Friends of the Earth’s head of policy, Mike Childs, said the documents raised “serious questions” about the prime minister’s energy strategy.

“BEIS officials are clear that a continued reliance on fossil fuels is not the answer to rising energy prices, yet this government has just given the green light to fracking and more North Sea gas and oil licences,” he said.

While Mr Childs welcomed the government announcement on Friday that it was easing planning rules for on-shore wind, he said Liz Trust must “end the obsession with new fossil fuel developments and prioritise cheap homegrown renewables and a nationwide insulation programme”.

Demonstrators take part in a protest march from Victoria station to Parliament Square, in London (AFP/Getty)

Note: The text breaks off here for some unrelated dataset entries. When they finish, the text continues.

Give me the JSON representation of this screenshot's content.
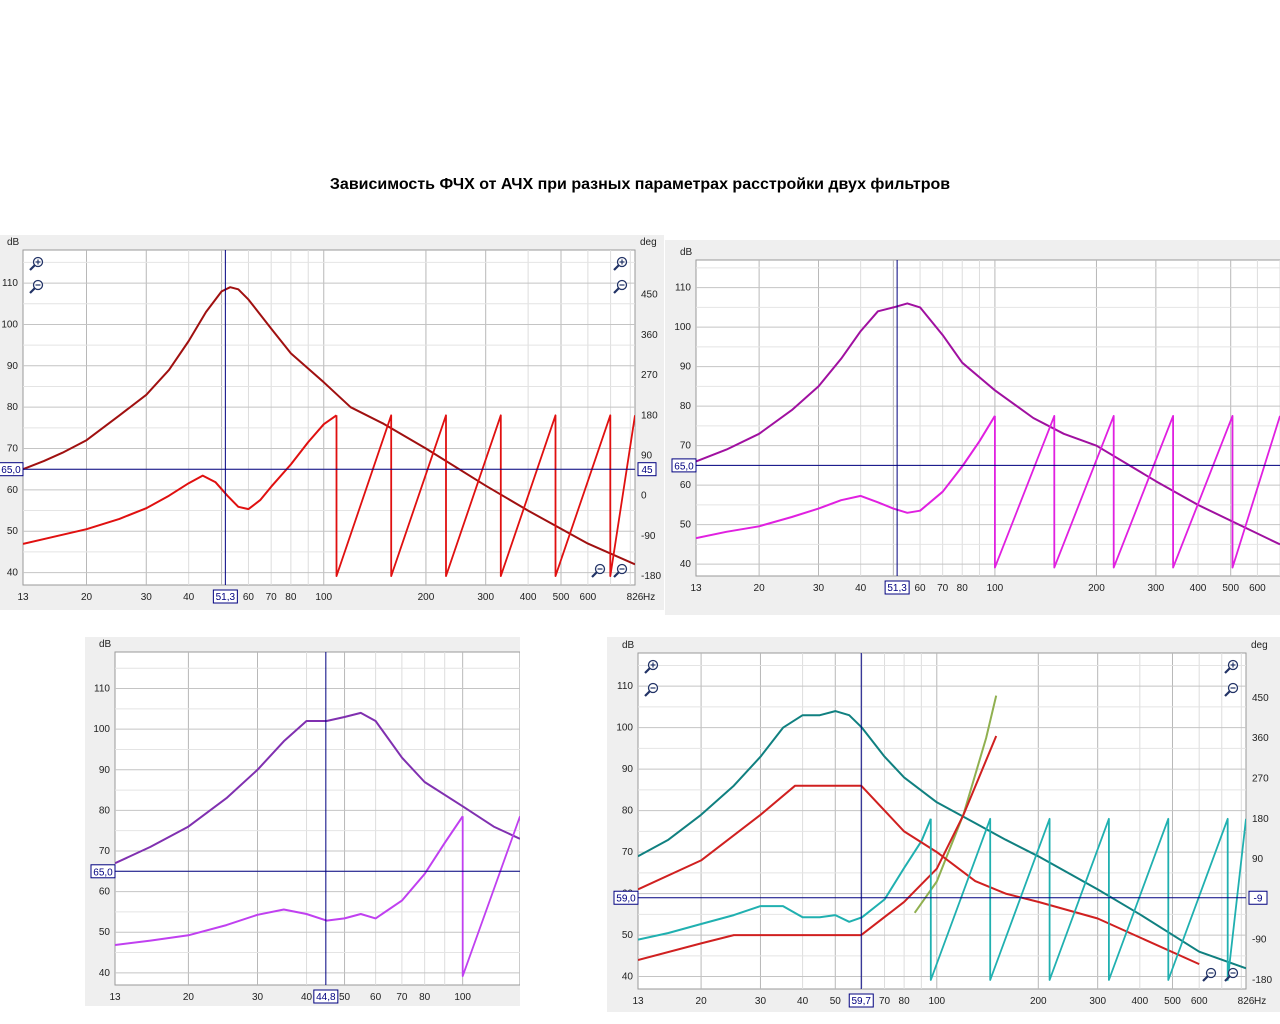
{
  "title": "Зависимость ФЧХ от АЧХ при разных параметрах расстройки двух фильтров",
  "chart_data": [
    {
      "type": "line",
      "id": "c1",
      "y_unit": "dB",
      "y2_unit": "deg",
      "x_unit": "Hz",
      "xlim": [
        13,
        826
      ],
      "ylim": [
        37,
        118
      ],
      "y2lim": [
        -200,
        550
      ],
      "x_ticks": [
        "13",
        "20",
        "30",
        "40",
        "60",
        "70",
        "80",
        "100",
        "200",
        "300",
        "400",
        "500",
        "600",
        "826"
      ],
      "y_ticks": [
        "40",
        "50",
        "60",
        "70",
        "80",
        "90",
        "100",
        "110"
      ],
      "y2_ticks": [
        "-180",
        "-90",
        "0",
        "90",
        "180",
        "270",
        "360",
        "450"
      ],
      "cursor_x": "51,3",
      "cursor_y": "65,0",
      "cursor_y2": "45",
      "cursor_value_x": 51.3,
      "cursor_value_y": 65.0,
      "series": [
        {
          "role": "magnitude",
          "color": "#a01010",
          "x": [
            13,
            15,
            17,
            20,
            25,
            30,
            35,
            40,
            45,
            50,
            53,
            56,
            60,
            70,
            80,
            100,
            120,
            150,
            200,
            300,
            400,
            600,
            826
          ],
          "y": [
            65,
            67,
            69,
            72,
            78,
            83,
            89,
            96,
            103,
            108,
            109,
            108.5,
            106,
            99,
            93,
            86,
            80,
            76,
            70,
            61,
            55,
            47,
            42
          ]
        },
        {
          "role": "phase",
          "color": "#e01010",
          "x": [
            13,
            16,
            20,
            25,
            30,
            35,
            40,
            44,
            48,
            52,
            56,
            60,
            65,
            70,
            80,
            90,
            100,
            109
          ],
          "y": [
            -108,
            -92,
            -75,
            -52,
            -28,
            0,
            28,
            45,
            30,
            0,
            -25,
            -30,
            -10,
            20,
            70,
            120,
            160,
            180
          ]
        }
      ],
      "wraps": {
        "color": "#e01010",
        "start": 109,
        "end": 826,
        "ratio": 1.45,
        "min": -180,
        "max": 180
      }
    },
    {
      "type": "line",
      "id": "c2",
      "y_unit": "dB",
      "x_unit": "",
      "xlim": [
        13,
        700
      ],
      "ylim": [
        37,
        117
      ],
      "y2lim": [
        -200,
        550
      ],
      "x_ticks": [
        "13",
        "20",
        "30",
        "40",
        "60",
        "70",
        "80",
        "100",
        "200",
        "300",
        "400",
        "500",
        "600"
      ],
      "y_ticks": [
        "40",
        "50",
        "60",
        "70",
        "80",
        "90",
        "100",
        "110"
      ],
      "cursor_x": "51,3",
      "cursor_y": "65,0",
      "cursor_value_x": 51.3,
      "cursor_value_y": 65.0,
      "series": [
        {
          "role": "magnitude",
          "color": "#a010a0",
          "x": [
            13,
            16,
            20,
            25,
            30,
            35,
            40,
            45,
            50,
            55,
            60,
            70,
            80,
            100,
            130,
            160,
            200,
            300,
            400,
            700
          ],
          "y": [
            66,
            69,
            73,
            79,
            85,
            92,
            99,
            104,
            105,
            106,
            105,
            98,
            91,
            84,
            77,
            73,
            70,
            61,
            55,
            45
          ]
        },
        {
          "role": "phase",
          "color": "#e020e0",
          "x": [
            13,
            16,
            20,
            25,
            30,
            35,
            40,
            45,
            50,
            55,
            60,
            70,
            80,
            90,
            100
          ],
          "y": [
            -110,
            -95,
            -82,
            -60,
            -40,
            -20,
            -10,
            -25,
            -40,
            -50,
            -45,
            0,
            60,
            120,
            180
          ]
        }
      ],
      "wraps": {
        "color": "#e020e0",
        "start": 100,
        "end": 700,
        "ratio": 1.5,
        "min": -180,
        "max": 180
      }
    },
    {
      "type": "line",
      "id": "c3",
      "y_unit": "dB",
      "x_unit": "",
      "xlim": [
        13,
        140
      ],
      "ylim": [
        37,
        119
      ],
      "y2lim": [
        -200,
        550
      ],
      "x_ticks": [
        "13",
        "20",
        "30",
        "40",
        "50",
        "60",
        "70",
        "80",
        "100"
      ],
      "y_ticks": [
        "40",
        "50",
        "60",
        "70",
        "80",
        "90",
        "100",
        "110"
      ],
      "cursor_x": "44,8",
      "cursor_y": "65,0",
      "cursor_value_x": 44.8,
      "cursor_value_y": 65.0,
      "series": [
        {
          "role": "magnitude",
          "color": "#8030b0",
          "x": [
            13,
            16,
            20,
            25,
            30,
            35,
            40,
            45,
            50,
            55,
            60,
            70,
            80,
            100,
            120,
            140
          ],
          "y": [
            67,
            71,
            76,
            83,
            90,
            97,
            102,
            102,
            103,
            104,
            102,
            93,
            87,
            81,
            76,
            73
          ]
        },
        {
          "role": "phase",
          "color": "#c040f0",
          "x": [
            13,
            16,
            20,
            25,
            30,
            35,
            40,
            45,
            50,
            55,
            60,
            70,
            80,
            90,
            100
          ],
          "y": [
            -110,
            -100,
            -88,
            -65,
            -42,
            -30,
            -40,
            -55,
            -50,
            -40,
            -50,
            -10,
            50,
            120,
            180
          ]
        }
      ],
      "wraps": {
        "color": "#c040f0",
        "start": 100,
        "end": 140,
        "ratio": 1.5,
        "min": -180,
        "max": 180
      }
    },
    {
      "type": "line",
      "id": "c4",
      "y_unit": "dB",
      "y2_unit": "deg",
      "x_unit": "Hz",
      "xlim": [
        13,
        826
      ],
      "ylim": [
        37,
        118
      ],
      "y2lim": [
        -200,
        550
      ],
      "x_ticks": [
        "13",
        "20",
        "30",
        "40",
        "50",
        "70",
        "80",
        "100",
        "200",
        "300",
        "400",
        "500",
        "600",
        "826"
      ],
      "y_ticks": [
        "40",
        "50",
        "60",
        "70",
        "80",
        "90",
        "100",
        "110"
      ],
      "y2_ticks": [
        "-180",
        "-90",
        "0",
        "90",
        "180",
        "270",
        "360",
        "450"
      ],
      "cursor_x": "59,7",
      "cursor_y": "59,0",
      "cursor_y2": "-9",
      "cursor_value_x": 59.7,
      "cursor_value_y": 59.0,
      "series": [
        {
          "role": "magnitude",
          "color": "#108080",
          "x": [
            13,
            16,
            20,
            25,
            30,
            35,
            40,
            45,
            50,
            55,
            60,
            70,
            80,
            100,
            130,
            160,
            200,
            300,
            400,
            600,
            826
          ],
          "y": [
            69,
            73,
            79,
            86,
            93,
            100,
            103,
            103,
            104,
            103,
            100,
            93,
            88,
            82,
            77,
            73,
            69,
            61,
            55,
            46,
            42
          ]
        },
        {
          "role": "phase",
          "color": "#20b0b0",
          "x": [
            13,
            16,
            20,
            25,
            30,
            35,
            40,
            45,
            50,
            55,
            60,
            70,
            80,
            90,
            96
          ],
          "y": [
            -90,
            -75,
            -55,
            -35,
            -15,
            -15,
            -40,
            -40,
            -35,
            -50,
            -40,
            0,
            70,
            130,
            180
          ]
        },
        {
          "role": "group-delay",
          "color": "#90b050",
          "x": [
            86,
            100,
            120,
            140,
            150
          ],
          "y": [
            -30,
            40,
            190,
            360,
            455
          ]
        },
        {
          "role": "target-upper",
          "color": "#d02020",
          "x": [
            13,
            20,
            30,
            38,
            45,
            50,
            59.7,
            80,
            100,
            130,
            160,
            200,
            300,
            600
          ],
          "y": [
            61,
            68,
            79,
            86,
            86,
            86,
            86,
            75,
            70,
            63,
            60,
            58,
            54,
            43
          ]
        },
        {
          "role": "target-lower",
          "color": "#d02020",
          "x": [
            13,
            20,
            25,
            30,
            40,
            50,
            59.7,
            80,
            100,
            120,
            150
          ],
          "y": [
            44,
            48,
            50,
            50,
            50,
            50,
            50,
            58,
            66,
            79,
            98
          ]
        }
      ],
      "wraps": {
        "color": "#20b0b0",
        "start": 96,
        "end": 826,
        "ratio": 1.5,
        "min": -180,
        "max": 180
      }
    }
  ]
}
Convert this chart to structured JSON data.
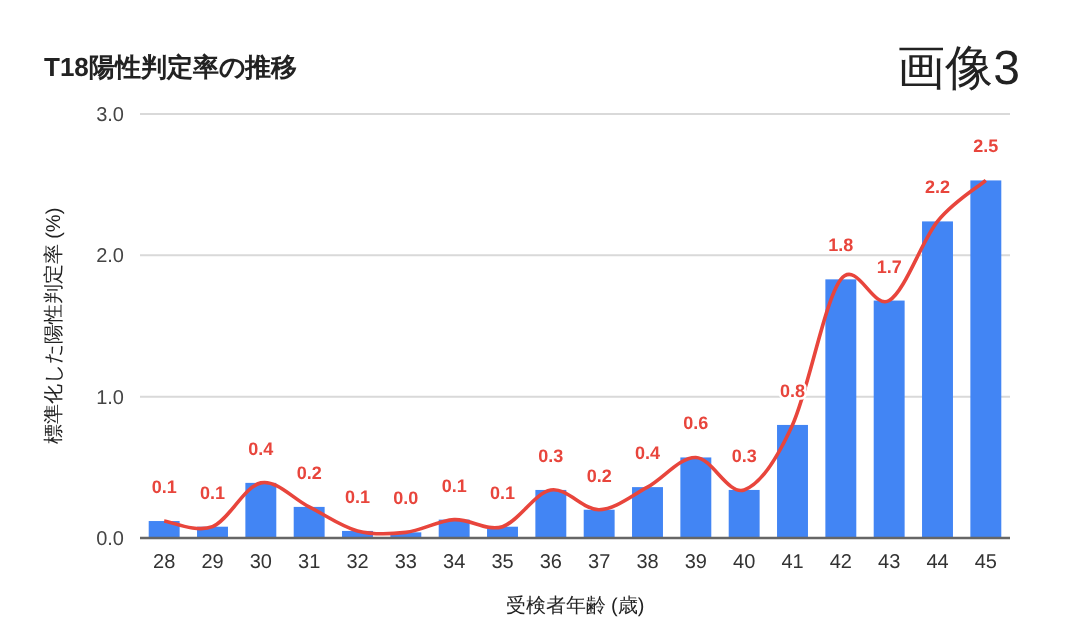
{
  "chart_data": {
    "type": "bar",
    "title": "T18陽性判定率の推移",
    "xlabel": "受検者年齢 (歳)",
    "ylabel": "標準化した陽性判定率 (%)",
    "annotations": [
      "画像3"
    ],
    "categories": [
      "28",
      "29",
      "30",
      "31",
      "32",
      "33",
      "34",
      "35",
      "36",
      "37",
      "38",
      "39",
      "40",
      "41",
      "42",
      "43",
      "44",
      "45"
    ],
    "series": [
      {
        "color": "#4285f4",
        "values": [
          0.12,
          0.08,
          0.39,
          0.22,
          0.05,
          0.04,
          0.13,
          0.08,
          0.34,
          0.2,
          0.36,
          0.57,
          0.34,
          0.8,
          1.83,
          1.68,
          2.24,
          2.53
        ]
      },
      {
        "type": "line",
        "color": "#e8453c",
        "values": [
          0.12,
          0.08,
          0.39,
          0.22,
          0.05,
          0.04,
          0.13,
          0.08,
          0.34,
          0.2,
          0.36,
          0.57,
          0.34,
          0.8,
          1.83,
          1.68,
          2.24,
          2.53
        ],
        "value_labels": [
          "0.1",
          "0.1",
          "0.4",
          "0.2",
          "0.1",
          "0.0",
          "0.1",
          "0.1",
          "0.3",
          "0.2",
          "0.4",
          "0.6",
          "0.3",
          "0.8",
          "1.8",
          "1.7",
          "2.2",
          "2.5"
        ]
      }
    ],
    "ylim": [
      0,
      3
    ],
    "yticks": [
      {
        "value": 0,
        "label": "0.0"
      },
      {
        "value": 1,
        "label": "1.0"
      },
      {
        "value": 2,
        "label": "2.0"
      },
      {
        "value": 3,
        "label": "3.0"
      }
    ],
    "grid": "y"
  }
}
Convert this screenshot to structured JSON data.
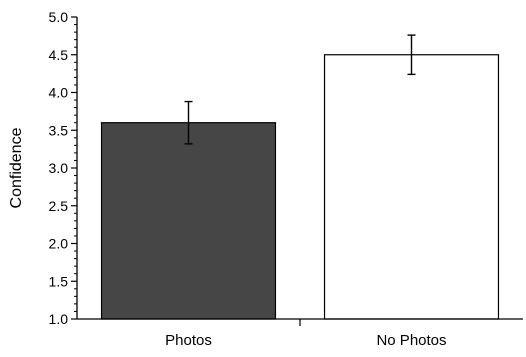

Adrian Ramsay, co-leader of the Green Party, said BEIS officials were “absolutely” right that the solution to soaring gas prices was increasing renewable energy and that ministers should “urgently” translate this into policy.

The government’s new policies were announced as campaigners stepped up opposition to developing a major oil and gas field northwest of Shetland. If given the go-ahead by the government, Rosebank field could produce nearly 500 million barrels making it three times bigger than the controversial Cambo field, according to analysis by Uplift.

The charity estimates that nearly 90 per cent of the field is oil and notes that around 80 per cent of the oil produced in the UK is exported.

According to the project summary, the first oil is expected to be produced in 2026, and the field life is estimated to be approximately 25 years, meaning it still could be producing oil and gas a year after the UK has pledged to be net zero.

Oil rigs in Cromarty Firth off the coast of Scotland (PA)

A BEIS spokesperson said: “This is a deliberate attempt to misinterpret our policies.

“It is a fact that there will continue to be ongoing demand for oil and gas over the coming years as we transition to cleaner, lower carbon energy – sourcing gas locally in the North Sea makes us less dependent on foreign imports and produces less than half the carbon footprint of imported gas.”

The spokesperson said the government was also producing more renewable energy.

“Since 2010, we have delivered a [five-fold] increase in the amount of renewable energy capacity connected to the grid.”

A spokesperson for Equinor said the company was contributing to the UK’s energy security by supplying natural gas and it had sped up its renewable energy plans with the development of the world’s largest wind farm and aimed to be net zero by 2050.

But it added there would still be a need for oil and gas for decades and said  Rosebank could account for around 11 per cent of the UK’s oil production through the 2030s helping reduce the UK’s oil and gas trade deficit.